Liquid Bodies

Vanessa Conte, Stefanie Heinze, Zsófia Keresztes

06.09.2019 - 27.10.2019

The exhibition Liquid Bodies combines the artistic positions of Vanessa Conte, Stefanie Heinze, and Zsófia Keresztes. They are based on a dynamic, transformative, associative, feminist approach to the negotiation of bodies and objects.

 

Vanessa Conte's paintings and drawings are curve-intensive. This includes the curves of female bodies as well as the courses of means of transport and streets. Her depictions of objects jiggle jelly-like and oscillate between object and organ. Bicycles are transformed into female body parts such as vulvas, breasts, and asses. They are disproportionately attributed such power and influence that the surrounding city begins to waver. Vanessa Conte's artistic practice is dedicated to the materiality and potential of bodies, which goes hand in hand with an analysis of what "bodies" actually are.
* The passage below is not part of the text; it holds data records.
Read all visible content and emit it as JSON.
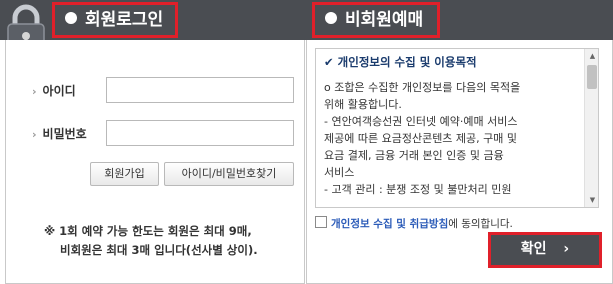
{
  "tabs": {
    "login": "회원로그인",
    "guest": "비회원예매"
  },
  "login_form": {
    "id_label": "아이디",
    "id_value": "",
    "password_label": "비밀번호",
    "password_value": "",
    "signup_button": "회원가입",
    "find_button": "아이디/비밀번호찾기",
    "notice_line1": "※ 1회 예약 가능 한도는 회원은 최대 9매,",
    "notice_line2": "비회원은 최대 3매 입니다(선사별 상이)."
  },
  "terms": {
    "title": "개인정보의 수집 및 이용목적",
    "body_lines": [
      "o 조합은 수집한 개인정보를 다음의 목적을",
      "위해 활용합니다.",
      "- 연안여객승선권 인터넷 예약·예매 서비스",
      "제공에 따른 요금정산콘텐츠 제공, 구매 및",
      "요금 결제, 금융 거래 본인 인증 및 금융",
      "서비스",
      "- 고객 관리 : 분쟁 조정 및 불만처리 민원"
    ]
  },
  "agreement": {
    "checked": false,
    "link_text": "개인정보 수집 및 취급방침",
    "suffix_text": "에 동의합니다."
  },
  "confirm_button": "확인",
  "colors": {
    "header_bg": "#4a4d52",
    "highlight_red": "#e0202a",
    "link_blue": "#2b5bb8"
  }
}
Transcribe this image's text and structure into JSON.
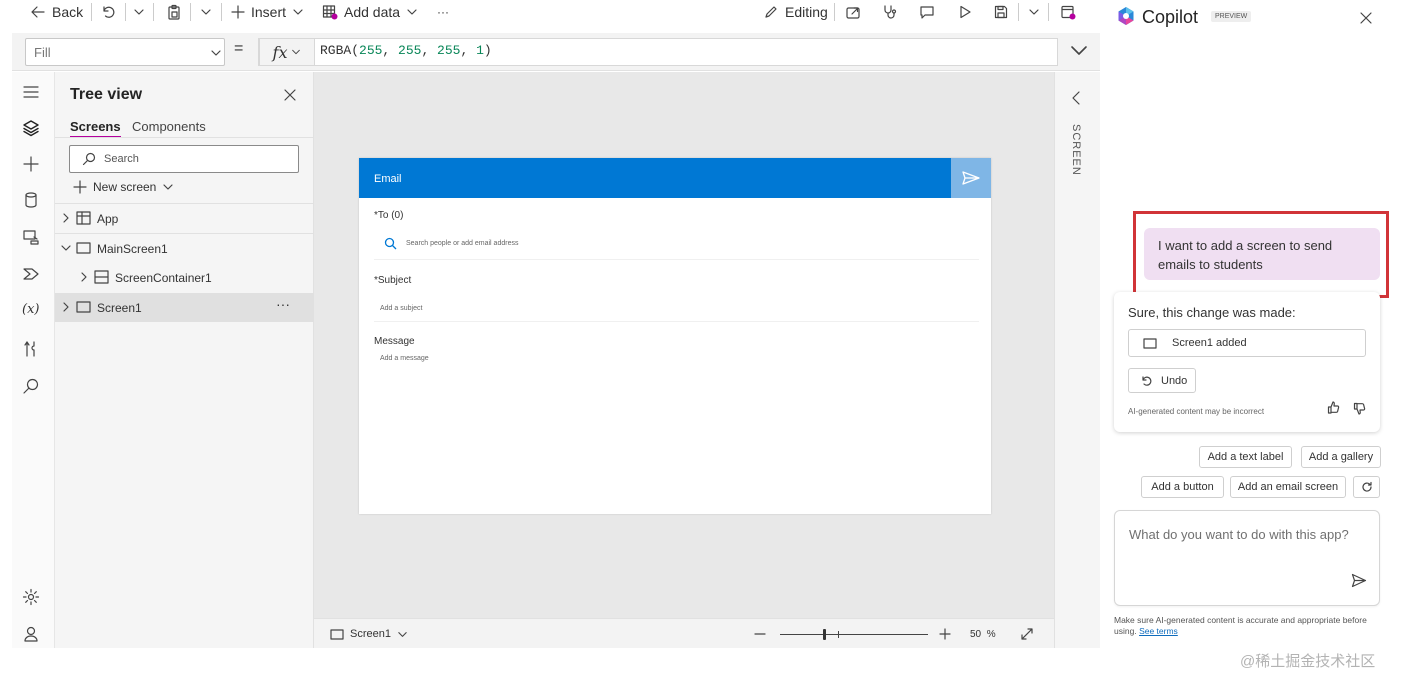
{
  "toolbar": {
    "back_label": "Back",
    "insert_label": "Insert",
    "add_data_label": "Add data",
    "more_label": "···",
    "editing_label": "Editing"
  },
  "formula": {
    "property": "Fill",
    "equals": "=",
    "fx": "fx",
    "func": "RGBA(",
    "args": [
      "255",
      "255",
      "255",
      "1"
    ],
    "close": ")"
  },
  "tree": {
    "title": "Tree view",
    "tabs": [
      "Screens",
      "Components"
    ],
    "search_placeholder": "Search",
    "new_screen_label": "New screen",
    "items": [
      {
        "label": "App"
      },
      {
        "label": "MainScreen1"
      },
      {
        "label": "ScreenContainer1"
      },
      {
        "label": "Screen1"
      }
    ],
    "more": "···"
  },
  "email_screen": {
    "header": "Email",
    "to_label": "*To (0)",
    "to_placeholder": "Search people or add email address",
    "subject_label": "*Subject",
    "subject_placeholder": "Add a subject",
    "message_label": "Message",
    "message_placeholder": "Add a message"
  },
  "statusbar": {
    "screen_label": "Screen1",
    "zoom_value": "50",
    "zoom_unit": "%",
    "zoom_fraction": 0.3
  },
  "right_strip": {
    "label": "SCREEN"
  },
  "copilot": {
    "title": "Copilot",
    "badge": "PREVIEW",
    "user_message": "I want to add a screen to send emails to students",
    "response_title": "Sure, this change was made:",
    "change_item": "Screen1 added",
    "undo_label": "Undo",
    "disclaimer": "AI-generated content may be incorrect",
    "suggestions": [
      "Add a text label",
      "Add a gallery",
      "Add a button",
      "Add an email screen"
    ],
    "input_placeholder": "What do you want to do with this app?",
    "footer_text": "Make sure AI-generated content is accurate and appropriate before using.",
    "footer_link": "See terms",
    "highlight_color": "#d13438",
    "bubble_color": "#f0dff2"
  },
  "watermark": "@稀土掘金技术社区",
  "colors": {
    "accent": "#0078d4",
    "send_disabled": "#7fb6e6"
  }
}
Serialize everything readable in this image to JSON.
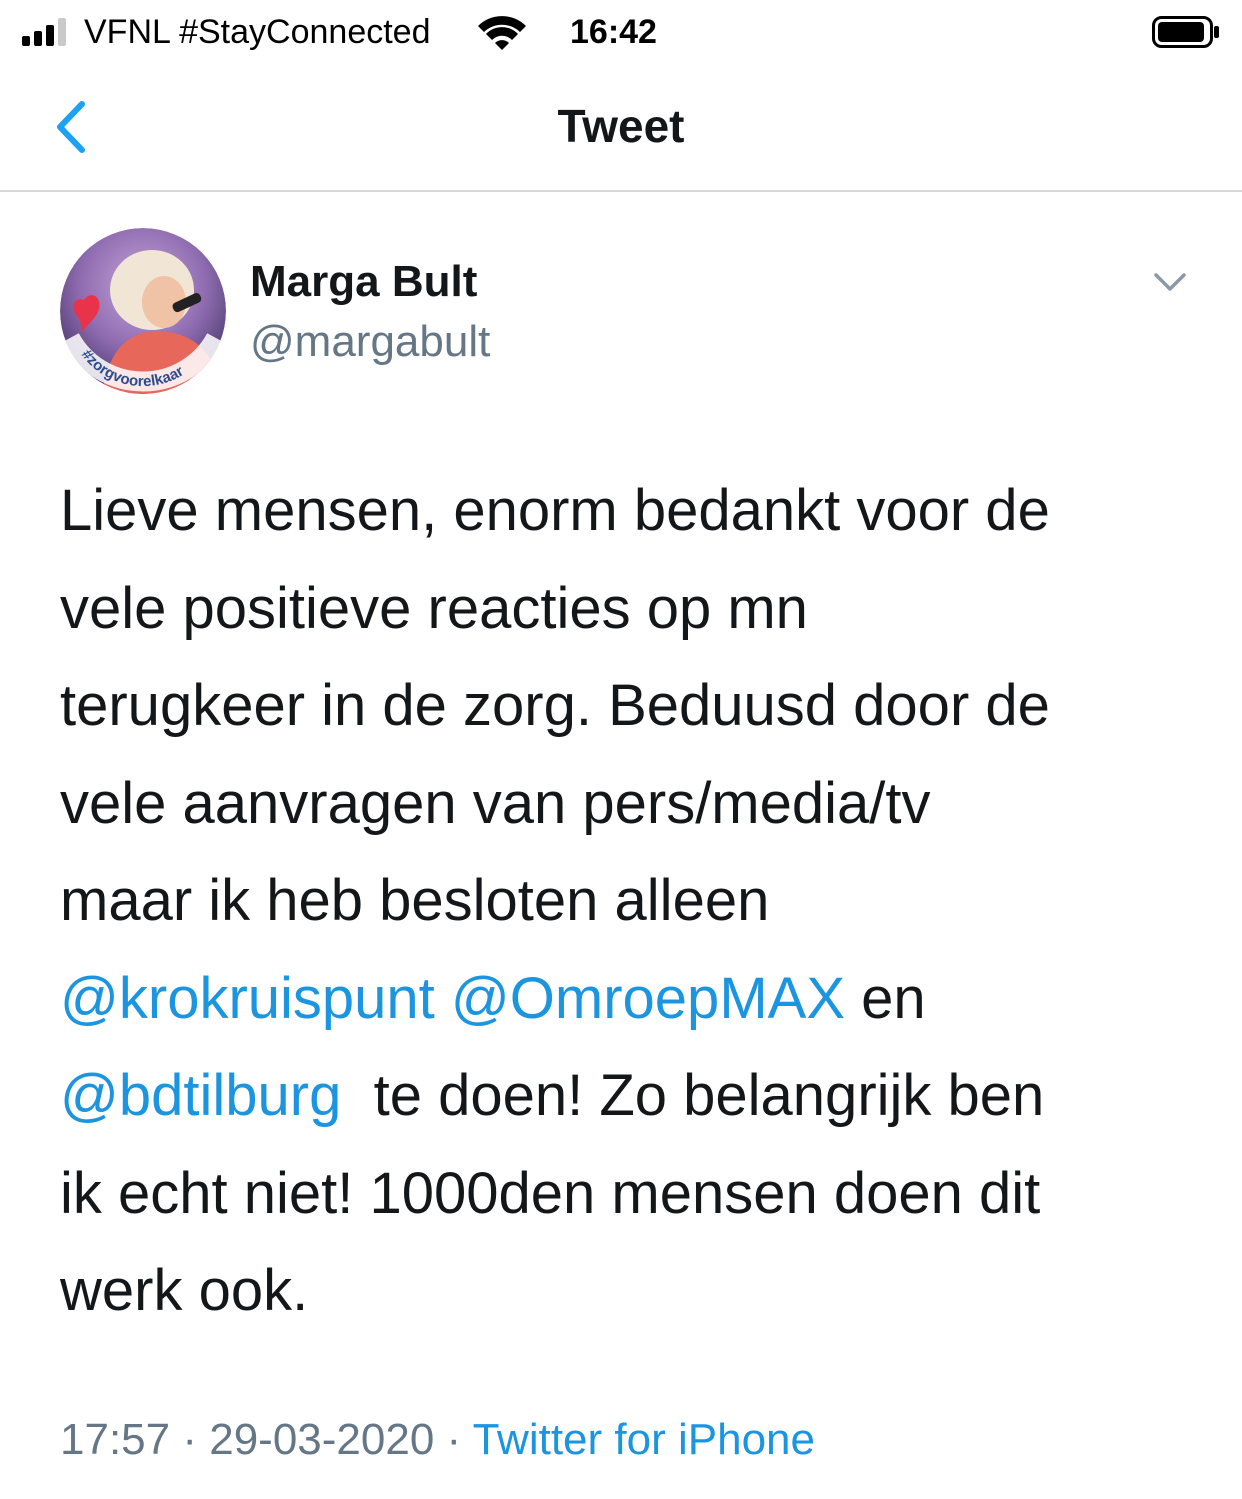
{
  "status_bar": {
    "carrier": "VFNL #StayConnected",
    "time": "16:42",
    "signal_bars_filled": 3,
    "signal_bars_total": 4
  },
  "nav": {
    "title": "Tweet",
    "back_icon": "chevron-left-icon"
  },
  "tweet": {
    "author_name": "Marga Bult",
    "author_handle": "@margabult",
    "avatar_badge_text": "#zorgvoorelkaar",
    "more_icon": "chevron-down-icon",
    "lines": [
      [
        {
          "t": "Lieve mensen, enorm bedankt voor de"
        }
      ],
      [
        {
          "t": "vele positieve reacties op mn"
        }
      ],
      [
        {
          "t": "terugkeer in de zorg. Beduusd door de"
        }
      ],
      [
        {
          "t": "vele aanvragen van pers/media/tv"
        }
      ],
      [
        {
          "t": "maar ik heb besloten alleen"
        }
      ],
      [
        {
          "t": "@krokruispunt",
          "m": true
        },
        {
          "t": " "
        },
        {
          "t": "@OmroepMAX",
          "m": true
        },
        {
          "t": " en"
        }
      ],
      [
        {
          "t": "@bdtilburg",
          "m": true
        },
        {
          "t": "  te doen! Zo belangrijk ben"
        }
      ],
      [
        {
          "t": "ik echt niet! 1000den mensen doen dit"
        }
      ],
      [
        {
          "t": "werk ook."
        }
      ]
    ],
    "time": "17:57",
    "separator": " · ",
    "date": "29-03-2020",
    "source": "Twitter for iPhone"
  },
  "colors": {
    "link": "#1b95e0",
    "text": "#14171a",
    "secondary": "#657786",
    "back_arrow": "#1da1f2"
  }
}
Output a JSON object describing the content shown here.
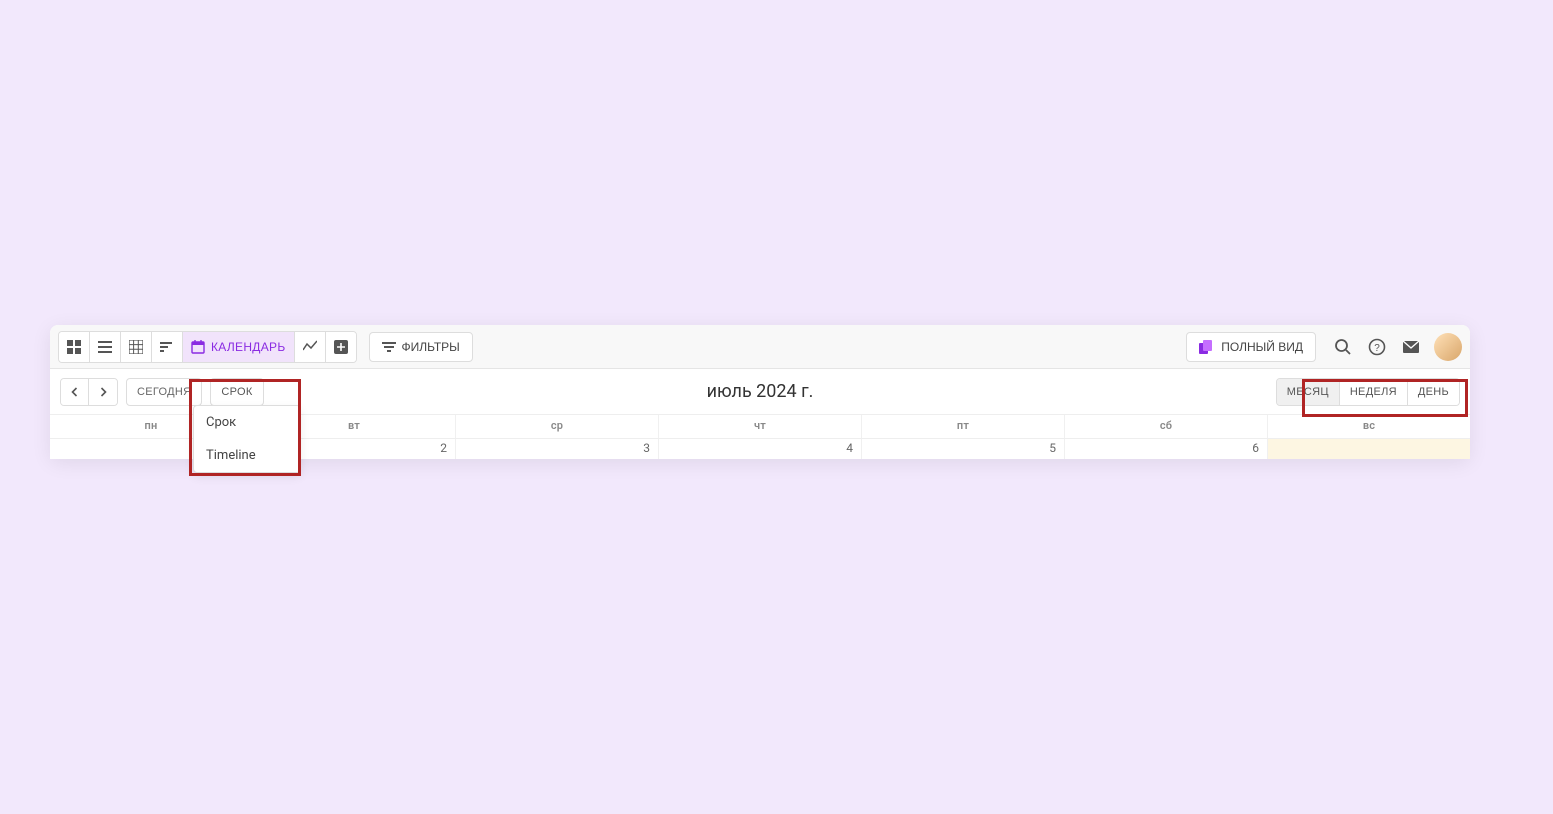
{
  "toolbar": {
    "calendar_label": "КАЛЕНДАРЬ",
    "filters_label": "ФИЛЬТРЫ",
    "fullview_label": "ПОЛНЫЙ ВИД"
  },
  "subbar": {
    "today_label": "СЕГОДНЯ",
    "srok_label": "СРОК",
    "srok_options": [
      "Срок",
      "Timeline"
    ],
    "title": "июль 2024 г.",
    "range": {
      "month": "МЕСЯЦ",
      "week": "НЕДЕЛЯ",
      "day": "ДЕНЬ"
    }
  },
  "calendar": {
    "day_headers": [
      "пн",
      "вт",
      "ср",
      "чт",
      "пт",
      "сб",
      "вс"
    ],
    "dates": [
      "",
      "2",
      "3",
      "4",
      "5",
      "6",
      ""
    ]
  }
}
In her collection of short stories Cures for Pouting Girls (New York, 2016) and drawings reminiscent of Hentai comics, Conte sketches sadistic and humiliating actions on young, curvy, over-stylized women. Female bodies become the material and venue of a sexual power divide. Despite the drastic depictions of violence, the narration is broken by the strong exaggeration and futility of punishment. They are representations that can oscillate between sexual imagination and rejection, but always ask about the positioning of the author and viewer and open the debate about a male or female gaze.

 

Tumultuous organizations and surrealistic-looking confusion permeate Stefanie Heinze's painterly oeuvre. Attempts at categorization and wishes for concretization often run nowhere. Heinze's paintings can be located in between, on the threshold of something becoming that happens during the transfer from the preliminary drawing to the painting and from the idea of form to form. She uses the space of translation as an open space for associations and spices them up with playful, caricatural elements. Anthropomorphic forms seem to liquefy, everything becomes stretchable, and every contour distorts like chewing gum in the sun. Heinze does not follow a rigid compositional scheme but intuitively allows what is perceptibly present at the moment of painting. Her body, her subconscious, fruit in the studio. She is going with the flow. Heinze's positioning on topics such as gender issues, sexuality, class relations, psychology, and esotericism do not manifest themselves in a specifically raised index finger, but wash around the little things that are related to it. On the canvas, the space of freedom set by her, failure and rejection are also possible - as gestures of the processual.

 

The human body, contact, and polite manners are the starting points of Zsófia Keresztes' sculptural works. She places these forms in the context of a globally active, permanently networked world composed of pixels. The surfaces of her life-size sculptures are decorated with small glass mosaic tiles reminiscent both of armor and the composition of screens. Their anthropomorphic beings seem like contact seekers locked or constricted in their shell. With titles such as My dearest enemy, which describes a greatly enlarged uterus with long hair, Keresztes refers to the difficult relationship to her gender. In her works, she analyzes the relationship between closeness and distance and the desire for fusion and demarcation. At the same time, she marks body boundaries as a hurdle and a shelter.

 

The fluidity of genders has been a social issue for centuries and stands for the permanent renegotiation of relationships, one's sexuality, and one's identity. The exchange of power, forms of punishment, and disciplining of bodies discussed in this exhibition marks the body as a material and venue for socio-cultural contexts. The discourse and politicization of, in this case, the female body and the vulnerability of the human form in general call for a dynamic approach that is far removed from conditioning categories.